After the pottery is washed and dried, our pottery expert (Dr. Dina Shalem) examines and sorts each basket. She is looking for diagnostic or indicative sherds. These are pieces of pottery that can help us identify and understand the types of vessels used at Marj Rabba. Diagnostic sherds include: handle pieces, rims, bases, uniquely painted body sherds, or decorated sherds.
For example, a certain piece of rim could be identified as part of a large crater bowl or a smaller cooking vessel, depending on the rim. Or a piece of hula ware, which is a decorated pottery from the North, can tell us about the trade that was occurring between there and Marj Rabba.
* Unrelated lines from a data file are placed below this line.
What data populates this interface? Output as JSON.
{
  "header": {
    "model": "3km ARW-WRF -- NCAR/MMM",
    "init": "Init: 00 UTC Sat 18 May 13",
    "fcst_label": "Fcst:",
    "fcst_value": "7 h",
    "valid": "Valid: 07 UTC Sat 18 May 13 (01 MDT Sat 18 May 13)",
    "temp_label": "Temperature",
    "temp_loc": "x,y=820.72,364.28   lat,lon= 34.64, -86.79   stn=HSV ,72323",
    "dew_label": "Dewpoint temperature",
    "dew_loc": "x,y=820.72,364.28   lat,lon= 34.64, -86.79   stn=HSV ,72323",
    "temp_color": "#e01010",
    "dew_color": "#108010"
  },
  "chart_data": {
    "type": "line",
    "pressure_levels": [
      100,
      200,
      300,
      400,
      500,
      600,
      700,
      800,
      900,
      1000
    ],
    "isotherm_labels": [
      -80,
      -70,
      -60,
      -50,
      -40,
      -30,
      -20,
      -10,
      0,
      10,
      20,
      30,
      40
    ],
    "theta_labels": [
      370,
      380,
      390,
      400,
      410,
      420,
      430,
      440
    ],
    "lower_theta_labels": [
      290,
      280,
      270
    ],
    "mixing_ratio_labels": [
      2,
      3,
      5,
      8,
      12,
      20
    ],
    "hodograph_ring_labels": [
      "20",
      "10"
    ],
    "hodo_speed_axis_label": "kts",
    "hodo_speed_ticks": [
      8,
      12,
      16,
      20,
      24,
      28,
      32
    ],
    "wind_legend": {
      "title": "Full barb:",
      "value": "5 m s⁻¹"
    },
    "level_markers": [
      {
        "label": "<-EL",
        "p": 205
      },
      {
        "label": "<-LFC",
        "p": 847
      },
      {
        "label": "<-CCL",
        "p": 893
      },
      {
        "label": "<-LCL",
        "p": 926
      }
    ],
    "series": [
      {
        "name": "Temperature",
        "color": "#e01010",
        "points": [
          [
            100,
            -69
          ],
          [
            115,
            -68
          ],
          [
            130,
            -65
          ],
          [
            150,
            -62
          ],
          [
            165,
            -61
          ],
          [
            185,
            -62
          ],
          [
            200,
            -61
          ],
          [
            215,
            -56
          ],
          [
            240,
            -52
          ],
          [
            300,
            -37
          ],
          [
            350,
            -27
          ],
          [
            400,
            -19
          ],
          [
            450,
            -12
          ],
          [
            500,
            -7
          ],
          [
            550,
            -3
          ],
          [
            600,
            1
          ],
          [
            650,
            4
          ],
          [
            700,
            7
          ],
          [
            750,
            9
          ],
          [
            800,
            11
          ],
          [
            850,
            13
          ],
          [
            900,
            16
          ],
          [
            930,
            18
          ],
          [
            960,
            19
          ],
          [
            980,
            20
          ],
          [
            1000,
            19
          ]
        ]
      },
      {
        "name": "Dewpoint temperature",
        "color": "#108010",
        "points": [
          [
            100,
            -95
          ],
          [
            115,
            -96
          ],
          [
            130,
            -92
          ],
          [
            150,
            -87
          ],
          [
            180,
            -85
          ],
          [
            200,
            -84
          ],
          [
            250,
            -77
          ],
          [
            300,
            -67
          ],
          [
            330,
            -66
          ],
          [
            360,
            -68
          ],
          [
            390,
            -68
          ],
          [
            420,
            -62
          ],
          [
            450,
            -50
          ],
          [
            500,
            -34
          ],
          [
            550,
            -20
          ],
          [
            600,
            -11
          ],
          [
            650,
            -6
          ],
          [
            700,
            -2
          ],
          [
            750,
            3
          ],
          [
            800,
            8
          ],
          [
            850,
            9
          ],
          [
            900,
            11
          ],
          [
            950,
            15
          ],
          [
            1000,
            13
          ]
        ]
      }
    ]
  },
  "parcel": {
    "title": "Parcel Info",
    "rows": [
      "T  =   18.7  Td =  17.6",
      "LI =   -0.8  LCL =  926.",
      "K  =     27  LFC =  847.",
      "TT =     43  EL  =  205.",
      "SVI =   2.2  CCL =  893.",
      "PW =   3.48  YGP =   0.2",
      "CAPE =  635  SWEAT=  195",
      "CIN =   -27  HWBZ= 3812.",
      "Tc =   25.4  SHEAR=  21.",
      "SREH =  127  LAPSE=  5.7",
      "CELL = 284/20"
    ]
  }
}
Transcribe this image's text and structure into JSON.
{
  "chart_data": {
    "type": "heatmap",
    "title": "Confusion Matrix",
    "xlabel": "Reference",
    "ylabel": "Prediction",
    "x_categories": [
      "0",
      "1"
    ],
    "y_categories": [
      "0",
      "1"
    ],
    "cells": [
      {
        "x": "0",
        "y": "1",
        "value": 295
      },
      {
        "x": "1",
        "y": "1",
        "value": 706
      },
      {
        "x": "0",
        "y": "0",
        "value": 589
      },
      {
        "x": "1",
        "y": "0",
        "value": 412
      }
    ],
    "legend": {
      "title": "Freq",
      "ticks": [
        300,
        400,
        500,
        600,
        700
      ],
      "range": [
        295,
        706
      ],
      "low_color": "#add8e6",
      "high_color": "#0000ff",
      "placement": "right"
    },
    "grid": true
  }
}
Combined with other threads of evidence, this pottery will help inform us of the people’s daily actions and interactions.
Once the diagnostic sherds are separated they are counted by part of vessel and features present in order to provide a numerical assessment of the vessels present at the site. Then they are marked with the basket number, locus number, and license number, in that order. (Although if space is lacking only the basket number will be written down since all other numbers can be looked up via basket number.)
This is vital, as many of these pieces will be removed from their bags containing this identifying information in order to be drawn or photographed for publication. Including at least the basket number allows each piece to be contextualized and returned to its place.
After processing the diagnostics, the (very large) remainder of non-indicative sherds will be sent back to the field and banished to the pottery graveyard.